Van Morrison
Common One
1. Haunts Of Ancient Peace
2. Summertime In England
3. Satisfied
4. Wild Honey
5. Spirit
6. When Heart Is Open
At one point in the mid-80s I was stuck in the East End of London trying to work my way back to the USA. Jobs were hard to come by but I eventually found employ as a road sweeper.
I’ve had a lot of crummy jobs in my time, but this one takes the biscuit. My beat was Commercial Road — possibly the filthiest street in London. As huge lorries pounded by I’d choke on their belching fumes and curse them under my breath.
Street-cleaning isn’t the most glamorous of professions and I’d pull the odd scam to make life more bearable. One was hiding my brush and barrow in a side street early in the morning and scarpering off home for the rest of the day. I’d return later in the afternoon and innocently return my barrow to the yard to clock out. “All finished, then?” the foreman would say. “Good lad.”
The merchants of East London were very kind to us barrow boys. A greasy cafe on Leman Street gave me free bacon sandwiches in return for a preferential sweep. The Indian food vendors along Brick Lane would ply me with samosas and papri chaat, dispensing advice. “Do not despair, any job is a good job,” a chirpy fellow from Bombay assured me.
As I miserably swept my way through London, my companion and salvation was Van Morrison’s Common One LP. Listening on my battered Sony Walkman, this transcendent Celtic Soul music provided me with an ecstatic escape from the grime.

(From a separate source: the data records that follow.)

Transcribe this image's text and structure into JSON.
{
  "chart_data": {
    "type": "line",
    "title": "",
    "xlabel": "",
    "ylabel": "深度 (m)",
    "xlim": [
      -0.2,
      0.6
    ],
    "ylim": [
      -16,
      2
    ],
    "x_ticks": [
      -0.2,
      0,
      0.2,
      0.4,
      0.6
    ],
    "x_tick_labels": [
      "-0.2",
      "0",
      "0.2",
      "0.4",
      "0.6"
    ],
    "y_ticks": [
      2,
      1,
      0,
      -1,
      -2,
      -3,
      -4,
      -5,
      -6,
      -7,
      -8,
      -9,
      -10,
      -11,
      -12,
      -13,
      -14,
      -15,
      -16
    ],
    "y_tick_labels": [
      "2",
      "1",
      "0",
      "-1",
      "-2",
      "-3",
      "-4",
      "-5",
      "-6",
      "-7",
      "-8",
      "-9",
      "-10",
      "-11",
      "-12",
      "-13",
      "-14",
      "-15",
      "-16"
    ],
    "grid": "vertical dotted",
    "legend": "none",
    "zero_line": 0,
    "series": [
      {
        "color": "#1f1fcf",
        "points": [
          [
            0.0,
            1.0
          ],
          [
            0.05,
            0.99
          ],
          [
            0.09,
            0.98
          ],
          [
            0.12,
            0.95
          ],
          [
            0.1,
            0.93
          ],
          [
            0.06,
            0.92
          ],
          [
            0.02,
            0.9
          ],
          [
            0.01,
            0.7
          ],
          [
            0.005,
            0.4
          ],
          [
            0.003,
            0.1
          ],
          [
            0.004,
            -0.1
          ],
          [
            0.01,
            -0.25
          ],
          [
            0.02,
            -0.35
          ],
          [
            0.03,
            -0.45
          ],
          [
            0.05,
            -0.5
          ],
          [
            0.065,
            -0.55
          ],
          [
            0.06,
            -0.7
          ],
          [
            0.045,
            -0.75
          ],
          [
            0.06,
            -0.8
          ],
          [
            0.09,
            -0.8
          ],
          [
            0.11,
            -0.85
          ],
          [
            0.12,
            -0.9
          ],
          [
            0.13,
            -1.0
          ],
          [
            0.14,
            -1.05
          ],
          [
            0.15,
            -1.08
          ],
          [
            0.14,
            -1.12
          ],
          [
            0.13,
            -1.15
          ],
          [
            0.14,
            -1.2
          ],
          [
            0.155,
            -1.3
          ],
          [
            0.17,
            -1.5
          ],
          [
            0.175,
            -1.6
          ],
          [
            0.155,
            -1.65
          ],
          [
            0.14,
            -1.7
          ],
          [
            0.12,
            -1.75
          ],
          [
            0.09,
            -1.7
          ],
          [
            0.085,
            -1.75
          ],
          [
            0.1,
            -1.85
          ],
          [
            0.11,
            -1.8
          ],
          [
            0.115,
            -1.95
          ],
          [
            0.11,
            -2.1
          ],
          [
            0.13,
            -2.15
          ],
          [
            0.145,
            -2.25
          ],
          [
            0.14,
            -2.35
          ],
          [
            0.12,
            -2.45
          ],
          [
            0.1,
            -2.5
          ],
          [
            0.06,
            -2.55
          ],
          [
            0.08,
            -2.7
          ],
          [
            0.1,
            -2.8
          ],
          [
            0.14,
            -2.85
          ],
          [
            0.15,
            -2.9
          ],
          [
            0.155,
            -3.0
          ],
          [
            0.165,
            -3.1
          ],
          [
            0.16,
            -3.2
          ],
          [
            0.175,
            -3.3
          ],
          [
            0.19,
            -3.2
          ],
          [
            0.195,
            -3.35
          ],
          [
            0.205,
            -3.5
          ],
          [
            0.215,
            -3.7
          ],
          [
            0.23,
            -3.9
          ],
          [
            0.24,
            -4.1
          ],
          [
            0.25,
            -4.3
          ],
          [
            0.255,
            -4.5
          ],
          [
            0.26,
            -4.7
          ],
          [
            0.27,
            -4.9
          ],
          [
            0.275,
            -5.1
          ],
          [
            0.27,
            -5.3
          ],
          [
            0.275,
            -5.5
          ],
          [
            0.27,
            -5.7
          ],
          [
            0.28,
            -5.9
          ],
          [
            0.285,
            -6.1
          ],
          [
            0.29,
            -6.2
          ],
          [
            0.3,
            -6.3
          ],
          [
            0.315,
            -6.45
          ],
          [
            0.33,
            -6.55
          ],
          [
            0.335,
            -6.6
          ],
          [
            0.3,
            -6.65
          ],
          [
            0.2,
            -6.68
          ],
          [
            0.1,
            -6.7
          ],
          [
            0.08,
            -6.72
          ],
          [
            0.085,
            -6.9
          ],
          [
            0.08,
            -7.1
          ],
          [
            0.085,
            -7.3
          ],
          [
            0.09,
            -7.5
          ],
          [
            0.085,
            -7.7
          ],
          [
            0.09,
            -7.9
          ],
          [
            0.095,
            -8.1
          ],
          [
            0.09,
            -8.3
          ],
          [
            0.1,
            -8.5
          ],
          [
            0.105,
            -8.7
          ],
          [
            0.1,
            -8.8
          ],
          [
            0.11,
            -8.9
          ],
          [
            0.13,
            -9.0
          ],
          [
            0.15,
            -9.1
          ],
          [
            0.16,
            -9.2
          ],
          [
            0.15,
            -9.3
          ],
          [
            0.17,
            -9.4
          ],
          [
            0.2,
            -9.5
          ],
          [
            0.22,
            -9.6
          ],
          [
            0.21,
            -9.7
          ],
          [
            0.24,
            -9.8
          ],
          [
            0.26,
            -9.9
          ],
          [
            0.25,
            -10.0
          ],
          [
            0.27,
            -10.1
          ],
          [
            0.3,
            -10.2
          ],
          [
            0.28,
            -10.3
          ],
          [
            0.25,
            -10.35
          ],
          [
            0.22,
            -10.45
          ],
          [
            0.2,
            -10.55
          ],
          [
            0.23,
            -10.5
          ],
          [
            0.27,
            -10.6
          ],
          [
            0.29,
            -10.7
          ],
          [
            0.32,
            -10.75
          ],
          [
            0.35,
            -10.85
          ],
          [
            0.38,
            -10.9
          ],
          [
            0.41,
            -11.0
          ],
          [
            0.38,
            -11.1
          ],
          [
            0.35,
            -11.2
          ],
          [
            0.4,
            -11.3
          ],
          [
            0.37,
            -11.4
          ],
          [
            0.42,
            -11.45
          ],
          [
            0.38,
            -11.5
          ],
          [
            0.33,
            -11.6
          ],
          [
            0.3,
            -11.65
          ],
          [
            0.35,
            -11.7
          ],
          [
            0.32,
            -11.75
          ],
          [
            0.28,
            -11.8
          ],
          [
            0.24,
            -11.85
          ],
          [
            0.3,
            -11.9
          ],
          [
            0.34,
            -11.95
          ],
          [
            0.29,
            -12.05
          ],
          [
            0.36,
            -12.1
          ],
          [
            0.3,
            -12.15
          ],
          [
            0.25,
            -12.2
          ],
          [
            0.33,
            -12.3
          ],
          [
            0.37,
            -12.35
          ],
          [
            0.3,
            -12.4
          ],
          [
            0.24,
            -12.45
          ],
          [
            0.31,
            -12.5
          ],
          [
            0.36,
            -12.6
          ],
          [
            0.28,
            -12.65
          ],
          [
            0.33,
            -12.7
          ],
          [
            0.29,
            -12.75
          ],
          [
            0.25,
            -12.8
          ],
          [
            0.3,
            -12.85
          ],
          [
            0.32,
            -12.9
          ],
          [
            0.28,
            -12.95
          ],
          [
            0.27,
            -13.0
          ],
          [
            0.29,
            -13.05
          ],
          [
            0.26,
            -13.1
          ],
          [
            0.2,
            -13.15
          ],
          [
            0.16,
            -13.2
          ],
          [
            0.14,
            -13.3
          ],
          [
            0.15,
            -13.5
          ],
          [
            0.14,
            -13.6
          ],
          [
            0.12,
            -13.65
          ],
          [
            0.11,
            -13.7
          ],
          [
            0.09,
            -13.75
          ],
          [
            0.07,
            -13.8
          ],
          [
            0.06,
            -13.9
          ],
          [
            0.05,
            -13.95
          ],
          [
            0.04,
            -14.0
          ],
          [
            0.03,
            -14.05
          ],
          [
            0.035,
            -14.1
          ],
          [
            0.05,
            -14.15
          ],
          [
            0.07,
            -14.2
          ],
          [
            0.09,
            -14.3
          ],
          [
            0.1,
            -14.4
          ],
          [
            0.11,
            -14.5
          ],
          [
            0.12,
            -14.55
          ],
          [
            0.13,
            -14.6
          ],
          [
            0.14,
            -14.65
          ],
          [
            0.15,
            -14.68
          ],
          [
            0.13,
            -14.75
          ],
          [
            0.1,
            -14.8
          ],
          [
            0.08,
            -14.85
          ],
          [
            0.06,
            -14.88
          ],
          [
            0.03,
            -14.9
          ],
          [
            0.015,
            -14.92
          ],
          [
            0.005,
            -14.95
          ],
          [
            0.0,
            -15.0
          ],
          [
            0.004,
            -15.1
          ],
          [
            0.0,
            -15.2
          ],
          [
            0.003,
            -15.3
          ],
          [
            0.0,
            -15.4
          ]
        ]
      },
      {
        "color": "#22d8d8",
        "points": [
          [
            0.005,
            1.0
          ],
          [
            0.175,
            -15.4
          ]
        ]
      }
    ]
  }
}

Though Common One is for me a watermark Morrison record, it was unappreciated on its release. Recorded in a French monastery, it steered away from the tightly structured songs Van had been composing, marking a radical return toward the spacious, spiritual searching of the Astral Weeks period. Even today it’s one of my favorite Morrison albums, and features several Van classics.
The hypnotic, spiritual, In Haunts of Ancient Peace set the tone for Van’s musical quest in the decade to follow and transported me away from Commercial Road to a higher plane. Similarly, Summertime in England, Van’s tribute to the romantic tradition of Blake, Coleridge and Wordsworth, lifted me to loftier, poetic heights, with its incantations of “suffering so fine” and the sublime moment when Van testifies, ” wanna go to church right now.”
I was deeply affected by this ambitious, holy music. Almost in a trance, I went about my work with a beatific smile. Passers-by would shoot strange glances at me, thinking, “What the hell does he have to smile about?”
They were perhaps not aware that, no matter how desperate the circumstances, music — especially transcendent music like this — has a way of lifting you out of your despondency. They couldn’t know it but, amid all the dust and grime, I had found inner calm in a Celtic Soul paradise.